With these arguably damaging effects of offence sensitivity at both the personal and societal level, I would argue that it is appropriate to build psychological resilience into the university experience at every possible level. Rather than fostering a climate of political orthodoxy, it may be a positive move to provide students with the opportunity to engage in constructive (and potentially uncomfortable) political debates. Advancing this change is the reason that many academics (myself included) have joined the Heterodox Academy – an organisation that promotes the idea of viewpoint diversity in university classrooms. The aim of this movement is to expose students to a range of different opinions, and to encourage them to think about issues and debate people from different ideological persuasions. After all, the whole point of gaining a university education is to broaden your horizons – not to simply embrace a homogeneous view of the world.

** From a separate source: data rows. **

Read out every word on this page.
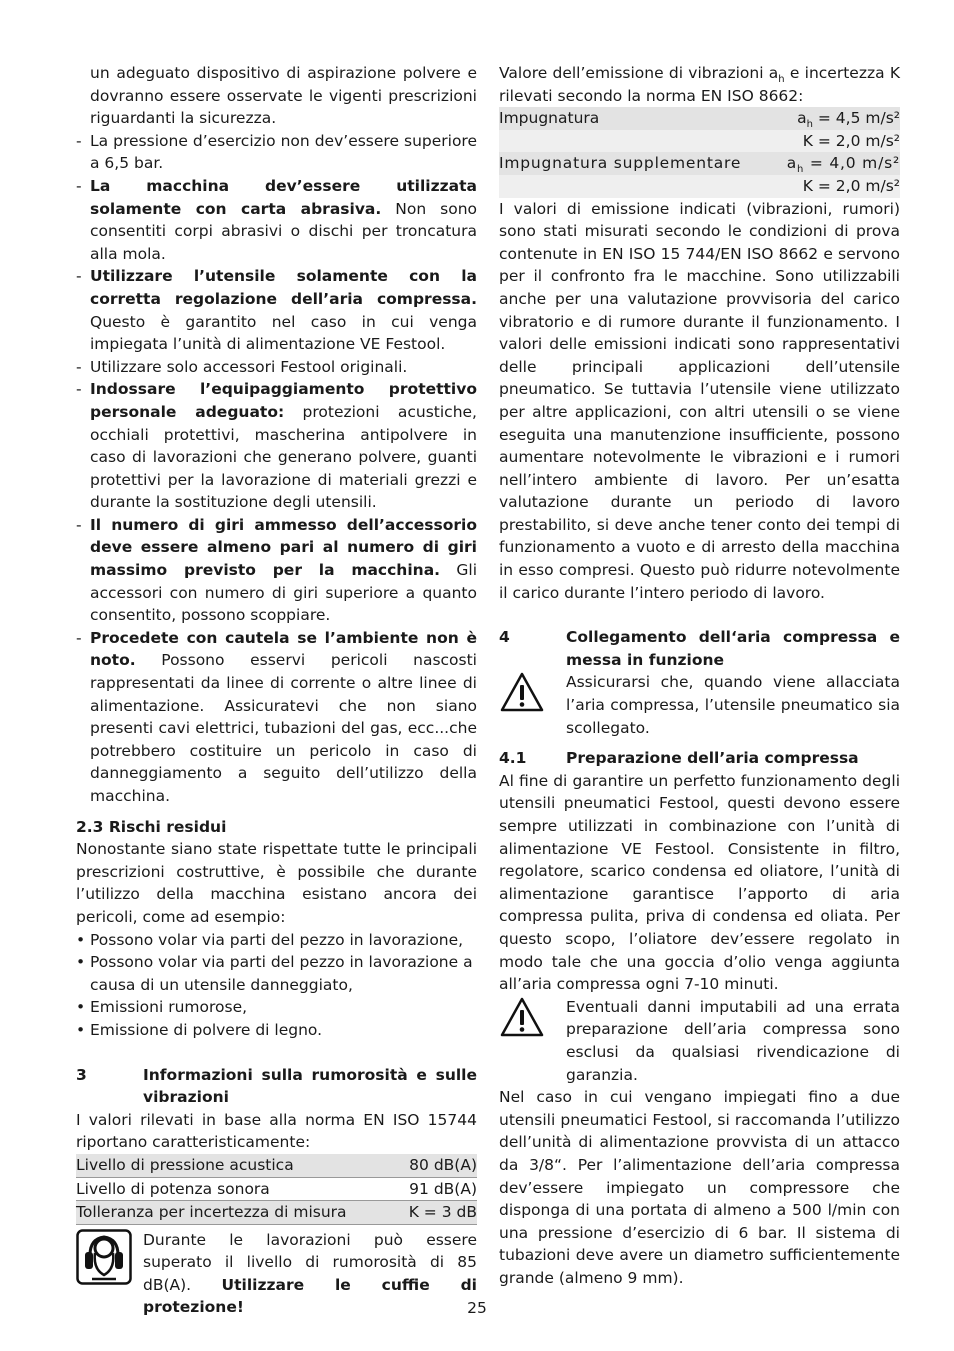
un adeguato dispositivo di aspirazione polvere e dovranno essere osservate le vigenti prescrizioni riguardanti la sicurezza.
- La pressione d’esercizio non dev’essere superiore a 6,5 bar.
- La macchina dev’essere utilizzata solamente con carta abrasiva. Non sono consentiti corpi abrasivi o dischi per troncatura alla mola.
- Utilizzare l’utensile solamente con la corretta regolazione dell’aria compressa. Questo è garantito nel caso in cui venga impiegata l’unità di alimentazione VE Festool.
- Utilizzare solo accessori Festool originali.
- Indossare l’equipaggiamento protettivo personale adeguato: protezioni acustiche, occhiali protettivi, mascherina antipolvere in caso di lavorazioni che generano polvere, guanti protettivi per la lavorazione di materiali grezzi e durante la sostituzione degli utensili.
- Il numero di giri ammesso dell’accessorio deve essere almeno pari al numero di giri massimo previsto per la macchina. Gli accessori con numero di giri superiore a quanto consentito, possono scoppiare.
- Procedete con cautela se l’ambiente non è noto. Possono esservi pericoli nascosti rappresentati da linee di corrente o altre linee di alimentazione. Assicuratevi che non siano presenti cavi elettrici, tubazioni del gas, ecc...che potrebbero costituire un pericolo in caso di danneggiamento a seguito dell’utilizzo della macchina.
2.3 Rischi residui

Nonostante siano state rispettate tutte le principali prescrizioni costruttive, è possibile che durante l’utilizzo della macchina esistano ancora dei pericoli, come ad esempio:

• Possono volar via parti del pezzo in lavorazione,
• Possono volar via parti del pezzo in lavorazione a causa di un utensile danneggiato,
• Emissioni rumorose,
• Emissione di polvere di legno.
3	Informazioni sulla rumorosità e sulle vibrazioni

I valori rilevati in base alla norma EN ISO 15744 riportano caratteristicamente:

Livello di pressione acustica	80 dB(A)
Livello di potenza sonora	91 dB(A)
Tolleranza per incertezza di misura	K = 3 dB
Durante le lavorazioni può essere superato il livello di rumorosità di 85 dB(A). Utilizzare le cuffie di protezione!

Valore dell’emissione di vibrazioni $a_h$ e incertezza K rilevati secondo la norma EN ISO 8662:

Impugnatura	$a_h = 4,5$ m/s²
K = 2,0 m/s²
Impugnatura supplementare	$a_h = 4,0$ m/s²
K = 2,0 m/s²

I valori di emissione indicati (vibrazioni, rumori) sono stati misurati secondo le condizioni di prova contenute in EN ISO 15 744/EN ISO 8662 e servono per il confronto fra le macchine. Sono utilizzabili anche per una valutazione provvisoria del carico vibratorio e di rumore durante il funzionamento. I valori delle emissioni indicati sono rappresentativi delle principali applicazioni dell’utensile pneumatico. Se tuttavia l’utensile viene utilizzato per altre applicazioni, con altri utensili o se viene eseguita una manutenzione insufficiente, possono aumentare notevolmente le vibrazioni e i rumori nell’intero ambiente di lavoro. Per un’esatta valutazione durante un periodo di lavoro prestabilito, si deve anche tener conto dei tempi di funzionamento a vuoto e di arresto della macchina in esso compresi. Questo può ridurre notevolmente il carico durante l’intero periodo di lavoro.

4	Collegamento dell‘aria compressa e messa in funzione
Assicurarsi che, quando viene allacciata l’aria compressa, l’utensile pneumatico sia scollegato.
4.1	Preparazione dell’aria compressa

Al fine di garantire un perfetto funzionamento degli utensili pneumatici Festool, questi devono essere sempre utilizzati in combinazione con l’unità di alimentazione VE Festool. Consistente in filtro, regolatore, scarico condensa ed oliatore, l’unità di alimentazione garantisce l’apporto di aria compressa pulita, priva di condensa ed oliata. Per questo scopo, l’oliatore dev’essere regolato in modo tale che una goccia d’olio venga aggiunta all’aria compressa ogni 7-10 minuti.

Eventuali danni imputabili ad una errata preparazione dell’aria compressa sono esclusi da qualsiasi rivendicazione di garanzia.

Nel caso in cui vengano impiegati fino a due utensili pneumatici Festool, si raccomanda l’utilizzo dell’unità di alimentazione provvista di un attacco da 3/8“. Per l’alimentazione dell’aria compressa dev’essere impiegato un compressore che disponga di una portata di almeno a 500 l/min con una pressione d’esercizio di 6 bar. Il sistema di tubazioni deve avere un diametro sufficientemente grande (almeno 9 mm).

25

We tend to follow American trends around 18 months after they take hold across the Atlantic. With this in mind, would it not be sensible to be proactive and begin to safeguard our institutions against such movements now? This might mean offending some students in the short term. However, by presenting a range of viewpoints in lecture halls and seminar rooms, we can together help to better prepare our students for life in the ‘real world’, where people might not be as accommodating of personal feelings when expressing their opinions as those in a more academic setting. Further, we can help to develop graduates with the potential to effectively communicate (and negotiate) with actors on both sides of the political spectrum, and who have the ability to have a real influence on the policy landscape as they develop through their careers.
About the author
‘I’ve always been interested in politics. As a teenager I was a committed “progressive”, and could not understand the views of those who disagreed with me on issues such as the welfare state, immigration and criminal justice reform. All this changed when I read Jonathan Haidt’s 2012 book The Righteous Mind. After reading this book, I became committed to understanding the psychology behind different worldviews and ideologies. I’m now certain that intellectual diversity is vital to social progress and constructive debate, which is the reason I am a member of the Heterodox Academy, and encourage my students to consider issues from a range of different positions.’